In Figure 6. we can see that there are some anomalies in April, but those anomalies follow a number of inputs, so we can conclude that it is not a problem.
We can say that we have decent results even though we did not dedicate too much attention to the preparation of the data. For example, we did not include users reactions to messages.
Also, the biggest problem for this kind of applications is the problem of two (or even more) languages. It is obvious. Because of the two languages, our model will create two same topics in different languages. As a solution, we could use Google Translate API or build our own using deep learning. The first solution would have a problem that it is time-consuming while the second may result in not having sufficient data.

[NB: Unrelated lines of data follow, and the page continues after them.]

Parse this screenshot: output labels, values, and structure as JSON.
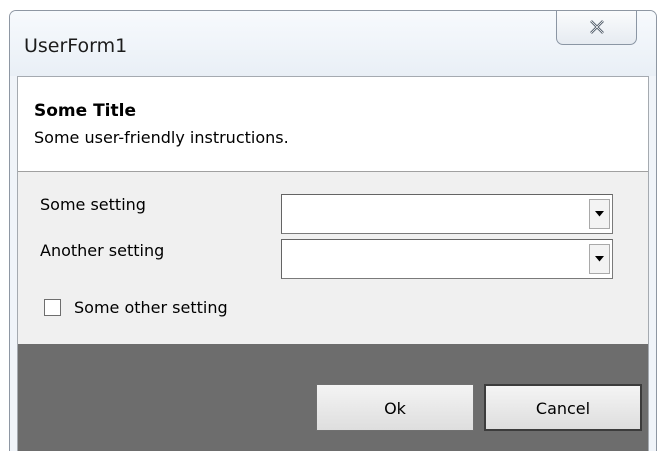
{
  "window": {
    "title": "UserForm1",
    "close_icon": "close-icon"
  },
  "header": {
    "title": "Some Title",
    "instructions": "Some user-friendly instructions."
  },
  "settings": {
    "setting1": {
      "label": "Some setting",
      "value": ""
    },
    "setting2": {
      "label": "Another setting",
      "value": ""
    },
    "checkbox": {
      "label": "Some other setting",
      "checked": false
    }
  },
  "buttons": {
    "ok_label": "Ok",
    "cancel_label": "Cancel"
  },
  "colors": {
    "button_panel_background": "#6d6d6d",
    "header_background": "#ffffff",
    "settings_background": "#f0f0f0"
  }
}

Finally, our data flow model looks like the one in the image below.
Generally, it is important to process data, transform it into usable features for the machine learning algorithm. Be prepared to spend most of your time on data preparation (about 80% of the time). It is impossible to cover all situations where ML is applicable. The precise problem will dictate everything — how the result will be used, what values the ML model should predict and how it should be calibrated, what data to collect and process, what algorithms to test and many other questions.
The ML algorithms find patterns in data that humans cannot (or at least not in reasonable time). It has been shown that these algorithms can approximate any continuous function. Thus, if we could describe any problem with a function, it implies we can use the ML algorithm to solve the problem. The only remaining question would then be whether we had set the right questions to get the answer we required.